REALISATEUR & SCENARISTE
Jesus « Jess » Franco (sous le pseudonyme Franco Manera)
DISTRIBUTION
Soledad Miranda, Ewa Stromberg, Dennis Price, Paul Muller…
INFOS
Long métrage allemand/espagnol
Genre : horreur/érotique
Titre original : Vampyros Lesbos
Année de production : 1971
« Même dans les films les plus merdiques de Jess Franco, il y a au moins une scène sublime ! », a dit un jour le comédien Howard Vernon, vieux routier de la série Z, éternel abonné aux rôles de méchants et l’un des acteurs fétiches du maître espagnol de l’Euro Horror. Le bonhomme n’avait certainement pas vu tous les films de Franco (je doute de la santé mentale de celui qui tenterait un jour cette expérience), mais en ce qui concerne Vampiros Lesbos, le qualificatif « sublime » revient à la magnifique Soledad Miranda, qui incarne l’Impératrice de la Nuit (et pas que puisqu’elle peut se promener en plein jour…idéal pour se prélasser à poil sur la plage), la comtesse Nadine Karody.
Actrice et chanteuse pop, l’espagnole Soledad Miranda fut la muse de Jess Franco qui la fit tourner dans sept films en 1969 et 1970 pour lesquels elle prit le pseudonyme de Susan Korday, compte tenu de la nature érotique de ces longs métrages. En 1970, elle a eu l’opportunité de signer un important contrat, mais un tragique accident de voiture en décida autrement. Soledad Miranda est morte prématurément à l’âge de 27 ans et les films qu’elle tourna sous la direction de Jess Franco sortirent à titre posthume, des Nuits de Dracula en 1970 à Eugénie (d’après le Marquis de Sade) en 1973.

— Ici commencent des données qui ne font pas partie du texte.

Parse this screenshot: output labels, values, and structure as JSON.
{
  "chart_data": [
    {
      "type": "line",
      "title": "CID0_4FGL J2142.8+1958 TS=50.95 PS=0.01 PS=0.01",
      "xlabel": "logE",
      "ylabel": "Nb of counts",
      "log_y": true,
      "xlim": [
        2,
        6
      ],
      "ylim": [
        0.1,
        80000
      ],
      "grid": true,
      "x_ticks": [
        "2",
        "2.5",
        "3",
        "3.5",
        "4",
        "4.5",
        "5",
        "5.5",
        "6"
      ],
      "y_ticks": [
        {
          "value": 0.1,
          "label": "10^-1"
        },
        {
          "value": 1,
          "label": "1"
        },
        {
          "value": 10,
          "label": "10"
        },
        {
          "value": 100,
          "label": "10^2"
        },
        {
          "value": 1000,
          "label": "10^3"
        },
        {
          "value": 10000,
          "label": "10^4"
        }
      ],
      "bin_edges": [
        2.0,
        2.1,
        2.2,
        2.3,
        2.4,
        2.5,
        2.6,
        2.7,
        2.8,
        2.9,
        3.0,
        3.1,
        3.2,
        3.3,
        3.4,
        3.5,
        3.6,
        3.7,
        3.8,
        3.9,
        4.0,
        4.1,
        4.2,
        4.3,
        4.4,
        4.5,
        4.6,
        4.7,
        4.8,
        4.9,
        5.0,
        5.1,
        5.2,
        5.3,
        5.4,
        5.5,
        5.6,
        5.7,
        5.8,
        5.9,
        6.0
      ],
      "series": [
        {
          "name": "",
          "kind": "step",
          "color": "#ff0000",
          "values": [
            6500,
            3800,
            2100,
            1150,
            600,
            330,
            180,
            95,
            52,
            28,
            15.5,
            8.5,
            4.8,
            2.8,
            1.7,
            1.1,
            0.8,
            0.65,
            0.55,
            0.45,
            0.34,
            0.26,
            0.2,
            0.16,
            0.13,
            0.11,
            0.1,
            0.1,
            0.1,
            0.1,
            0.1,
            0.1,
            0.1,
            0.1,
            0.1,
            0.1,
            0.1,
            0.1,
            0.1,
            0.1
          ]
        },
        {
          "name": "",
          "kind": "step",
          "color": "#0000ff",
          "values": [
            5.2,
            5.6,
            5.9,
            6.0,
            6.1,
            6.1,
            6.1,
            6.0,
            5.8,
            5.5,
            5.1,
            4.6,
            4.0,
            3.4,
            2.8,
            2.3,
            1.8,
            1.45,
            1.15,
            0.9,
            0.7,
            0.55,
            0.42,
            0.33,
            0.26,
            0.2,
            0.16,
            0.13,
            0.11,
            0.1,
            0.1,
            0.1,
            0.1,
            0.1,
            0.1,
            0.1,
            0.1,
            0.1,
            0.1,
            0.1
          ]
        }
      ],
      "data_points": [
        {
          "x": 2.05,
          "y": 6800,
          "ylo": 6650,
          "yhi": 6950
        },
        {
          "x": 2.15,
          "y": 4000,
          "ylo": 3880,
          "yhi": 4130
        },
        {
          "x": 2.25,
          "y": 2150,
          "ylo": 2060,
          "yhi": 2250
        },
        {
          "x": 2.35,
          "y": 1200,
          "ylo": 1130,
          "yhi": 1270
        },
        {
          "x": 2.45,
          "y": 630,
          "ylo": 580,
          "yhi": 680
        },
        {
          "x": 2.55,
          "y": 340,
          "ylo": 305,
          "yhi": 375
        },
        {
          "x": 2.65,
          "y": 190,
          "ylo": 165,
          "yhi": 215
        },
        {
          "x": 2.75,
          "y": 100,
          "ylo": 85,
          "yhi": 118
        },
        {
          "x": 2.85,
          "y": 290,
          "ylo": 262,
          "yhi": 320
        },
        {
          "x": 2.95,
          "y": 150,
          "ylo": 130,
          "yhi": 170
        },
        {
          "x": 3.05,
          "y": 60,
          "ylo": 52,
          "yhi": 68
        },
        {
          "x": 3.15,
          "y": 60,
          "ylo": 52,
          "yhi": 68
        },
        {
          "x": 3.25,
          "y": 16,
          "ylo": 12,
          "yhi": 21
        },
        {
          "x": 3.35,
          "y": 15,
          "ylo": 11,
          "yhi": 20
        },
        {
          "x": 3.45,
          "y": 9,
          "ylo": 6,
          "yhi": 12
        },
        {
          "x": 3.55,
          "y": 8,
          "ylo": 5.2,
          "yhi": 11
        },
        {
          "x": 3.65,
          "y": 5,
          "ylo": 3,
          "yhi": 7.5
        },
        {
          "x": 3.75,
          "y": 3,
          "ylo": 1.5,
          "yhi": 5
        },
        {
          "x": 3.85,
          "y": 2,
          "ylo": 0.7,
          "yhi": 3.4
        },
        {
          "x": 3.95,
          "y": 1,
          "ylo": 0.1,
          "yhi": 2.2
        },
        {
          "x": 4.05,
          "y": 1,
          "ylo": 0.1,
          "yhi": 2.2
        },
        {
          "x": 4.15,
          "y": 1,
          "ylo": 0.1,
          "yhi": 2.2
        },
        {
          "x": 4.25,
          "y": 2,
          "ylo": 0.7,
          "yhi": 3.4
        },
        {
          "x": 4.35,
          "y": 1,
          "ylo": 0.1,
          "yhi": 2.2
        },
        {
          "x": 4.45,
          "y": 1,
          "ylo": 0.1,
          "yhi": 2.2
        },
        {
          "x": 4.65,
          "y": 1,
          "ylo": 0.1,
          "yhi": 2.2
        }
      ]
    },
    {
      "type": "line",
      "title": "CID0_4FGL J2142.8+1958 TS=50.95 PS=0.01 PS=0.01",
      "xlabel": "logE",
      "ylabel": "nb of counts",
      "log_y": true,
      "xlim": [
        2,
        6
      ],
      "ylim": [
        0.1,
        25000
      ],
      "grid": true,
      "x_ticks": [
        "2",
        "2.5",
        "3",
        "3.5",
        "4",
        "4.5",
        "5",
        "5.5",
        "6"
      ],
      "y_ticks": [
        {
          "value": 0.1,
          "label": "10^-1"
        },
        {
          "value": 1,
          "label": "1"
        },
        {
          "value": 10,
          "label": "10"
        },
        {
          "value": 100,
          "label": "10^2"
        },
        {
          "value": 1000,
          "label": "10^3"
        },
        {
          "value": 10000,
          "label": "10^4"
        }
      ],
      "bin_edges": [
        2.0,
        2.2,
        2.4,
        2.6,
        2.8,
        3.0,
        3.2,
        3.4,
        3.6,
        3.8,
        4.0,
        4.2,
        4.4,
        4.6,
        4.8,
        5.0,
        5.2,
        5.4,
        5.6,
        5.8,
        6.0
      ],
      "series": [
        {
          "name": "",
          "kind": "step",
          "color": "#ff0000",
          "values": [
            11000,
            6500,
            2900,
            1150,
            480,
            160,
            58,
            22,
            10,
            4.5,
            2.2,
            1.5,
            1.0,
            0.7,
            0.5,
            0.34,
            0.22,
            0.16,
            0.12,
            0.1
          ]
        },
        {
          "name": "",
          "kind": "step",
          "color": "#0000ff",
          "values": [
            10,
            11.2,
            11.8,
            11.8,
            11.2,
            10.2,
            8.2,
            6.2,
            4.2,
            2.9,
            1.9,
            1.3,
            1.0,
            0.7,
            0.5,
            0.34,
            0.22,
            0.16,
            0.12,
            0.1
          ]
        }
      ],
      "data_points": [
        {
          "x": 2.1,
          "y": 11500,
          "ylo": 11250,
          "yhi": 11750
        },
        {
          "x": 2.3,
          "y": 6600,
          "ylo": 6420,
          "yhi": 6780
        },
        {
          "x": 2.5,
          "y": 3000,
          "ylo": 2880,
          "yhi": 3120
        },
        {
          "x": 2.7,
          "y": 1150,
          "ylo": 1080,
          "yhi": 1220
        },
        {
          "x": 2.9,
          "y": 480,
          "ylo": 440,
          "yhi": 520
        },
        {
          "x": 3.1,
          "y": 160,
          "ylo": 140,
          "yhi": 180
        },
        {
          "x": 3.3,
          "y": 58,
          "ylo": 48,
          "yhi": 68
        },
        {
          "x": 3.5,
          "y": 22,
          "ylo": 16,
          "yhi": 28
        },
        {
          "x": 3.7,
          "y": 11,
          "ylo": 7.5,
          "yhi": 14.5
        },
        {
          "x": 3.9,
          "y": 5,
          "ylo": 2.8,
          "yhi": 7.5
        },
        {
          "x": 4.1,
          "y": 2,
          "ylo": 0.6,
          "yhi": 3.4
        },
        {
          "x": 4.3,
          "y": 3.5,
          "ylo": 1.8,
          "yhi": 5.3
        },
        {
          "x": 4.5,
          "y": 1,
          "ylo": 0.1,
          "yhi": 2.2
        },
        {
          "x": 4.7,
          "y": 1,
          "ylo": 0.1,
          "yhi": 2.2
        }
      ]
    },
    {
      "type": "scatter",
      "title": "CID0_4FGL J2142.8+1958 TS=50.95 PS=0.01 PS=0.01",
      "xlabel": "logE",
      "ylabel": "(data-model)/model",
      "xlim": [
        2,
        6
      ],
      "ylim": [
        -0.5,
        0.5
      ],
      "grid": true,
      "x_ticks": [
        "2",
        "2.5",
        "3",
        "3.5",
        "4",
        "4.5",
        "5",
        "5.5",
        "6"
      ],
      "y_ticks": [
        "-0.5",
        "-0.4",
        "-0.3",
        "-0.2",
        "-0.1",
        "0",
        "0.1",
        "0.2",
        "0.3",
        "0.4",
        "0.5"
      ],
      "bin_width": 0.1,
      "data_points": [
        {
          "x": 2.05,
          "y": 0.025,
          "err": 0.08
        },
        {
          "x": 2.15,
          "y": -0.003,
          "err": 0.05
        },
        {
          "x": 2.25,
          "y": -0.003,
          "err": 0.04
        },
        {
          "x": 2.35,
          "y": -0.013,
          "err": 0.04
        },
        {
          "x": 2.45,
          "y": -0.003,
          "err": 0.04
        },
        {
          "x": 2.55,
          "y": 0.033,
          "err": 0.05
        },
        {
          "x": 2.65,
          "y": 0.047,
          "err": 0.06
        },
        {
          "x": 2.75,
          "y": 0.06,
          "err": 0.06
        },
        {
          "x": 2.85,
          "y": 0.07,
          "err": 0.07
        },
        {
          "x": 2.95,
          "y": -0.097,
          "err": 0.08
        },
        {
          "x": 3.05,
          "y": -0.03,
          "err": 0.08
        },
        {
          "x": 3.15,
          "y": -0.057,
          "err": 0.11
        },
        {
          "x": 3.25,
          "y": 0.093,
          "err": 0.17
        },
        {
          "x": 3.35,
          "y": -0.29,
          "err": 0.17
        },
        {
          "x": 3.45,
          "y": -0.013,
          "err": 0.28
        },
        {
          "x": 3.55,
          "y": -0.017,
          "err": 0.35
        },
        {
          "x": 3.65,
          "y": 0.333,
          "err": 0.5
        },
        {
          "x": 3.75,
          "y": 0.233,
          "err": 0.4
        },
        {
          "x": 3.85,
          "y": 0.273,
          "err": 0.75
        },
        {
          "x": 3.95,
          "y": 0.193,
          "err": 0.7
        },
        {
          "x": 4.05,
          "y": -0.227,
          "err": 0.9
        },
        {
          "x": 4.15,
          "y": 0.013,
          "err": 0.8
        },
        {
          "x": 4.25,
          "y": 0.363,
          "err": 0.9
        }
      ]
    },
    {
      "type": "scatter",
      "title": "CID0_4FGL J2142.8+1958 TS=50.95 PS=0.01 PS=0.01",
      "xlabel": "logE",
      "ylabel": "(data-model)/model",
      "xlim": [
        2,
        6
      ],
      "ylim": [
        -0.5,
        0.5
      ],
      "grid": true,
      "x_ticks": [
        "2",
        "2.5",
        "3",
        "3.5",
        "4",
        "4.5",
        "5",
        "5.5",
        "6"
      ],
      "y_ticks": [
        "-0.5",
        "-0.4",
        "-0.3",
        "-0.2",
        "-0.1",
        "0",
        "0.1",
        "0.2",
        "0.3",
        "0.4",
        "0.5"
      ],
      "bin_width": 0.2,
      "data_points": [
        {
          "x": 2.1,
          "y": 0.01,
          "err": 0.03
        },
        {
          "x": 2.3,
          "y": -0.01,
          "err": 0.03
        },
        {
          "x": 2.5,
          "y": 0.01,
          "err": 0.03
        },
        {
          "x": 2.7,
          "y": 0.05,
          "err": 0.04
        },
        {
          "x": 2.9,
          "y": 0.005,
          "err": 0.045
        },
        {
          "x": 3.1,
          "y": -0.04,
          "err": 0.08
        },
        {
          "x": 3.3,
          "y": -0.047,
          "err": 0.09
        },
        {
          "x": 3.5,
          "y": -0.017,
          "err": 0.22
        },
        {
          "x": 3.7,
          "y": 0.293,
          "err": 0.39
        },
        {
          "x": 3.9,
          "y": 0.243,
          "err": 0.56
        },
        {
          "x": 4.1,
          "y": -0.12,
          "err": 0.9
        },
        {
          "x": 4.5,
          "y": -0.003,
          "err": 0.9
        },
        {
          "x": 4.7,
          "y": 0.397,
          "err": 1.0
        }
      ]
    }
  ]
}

Un an après avoir signé une adaptation du Dracula de Bram Stoker avec le médiocre Les Nuits de Dracula, Jess Franco en livrait une déclinaison saphique avec Vampiros Lesbos, dont chaque acteur de l’histoire peut être vu comme une déclinaison d’un personnage du classique de Stoker (il y a une Lucy, un Harker, un Renfield, un Seward…).
Le scénario (décousu) suit les pas de Linda, la représentante d’un cabinet juridique qui se rend à Istanbul pour régler l’héritage d’une comtesse italienne. Ses rêves sont hantés par une mystérieuse et séduisante femme brune qui ne cesse de l’appeler. Quand Linda rencontre la comtesse, elle réalise qu’elle est la même femme qui lui apparaît dans ses nuits troublées. La belle Linda est séduite par la troublante comtesse, qui a soif de son corps et de son sang…et aussi de son âme…
D’une beauté envoûtante, la comtesse Karody, puissante et manipulatrice, au regard hanté et triste, est l’exact opposé de la blonde Linda (la suédoise Ewa Stromberg, une autre comédienne vue dans les Franco des années 60/70), frustrée par sa vie de couple, intriguée et tentée par la vampire avec qui elle s’engage dans un jeu de volonté et de séduction mortelle. Face à ces deux femmes, dont la puissance érotique électrise l’écran (il faut dire que Franco ne se gêne pas pour les filmer sous toutes les coutures), les hommes ne sont que de simples pions.
Le rythme très particulier, la musique (même si elle est terriblement datée), les visuels psychédéliques et l’atmosphère onirique sont, dans les meilleurs passages, presque hypnotiques.
Mais nous sommes dans un film de Jess Franco et comme souvent, la réalisation est aussi bizarre que les univers qu’il filme : les plans sont hasardeux, les cadrages sont foireux, la photo est parfois floue, le montage est elliptique…
Malgré les nombreux défauts de la mise en scène, certaines scènes sont étrangement belles (comme le numéro de strip-tease de la comtesse). Franco larde également son métrage d’inserts hallucinatoires, via les images symboliques (autant que maladroites) du scorpion, du papillon et de l’oiseau.
L’interprétation est le plus souvent lamentable (le vénérable Dennis Price, qui joua avec Sir Alec Guinness dans Noblesse Oblige et qui incarne ici le Dr Seward, n’est là que pour payer ses factures à un moment où sa carrière était au plus bas…et Jess Franco, qui s’est comme à son habitude donné un petit rôle, est un comédien exécrable), mais les acteurs secondaires sont de toute façon éclipsés par Soledad Miranda et Ewa Stromberg, les beautés sensuelles de cette rêverie lesbienne, cauchemardesque et confuse.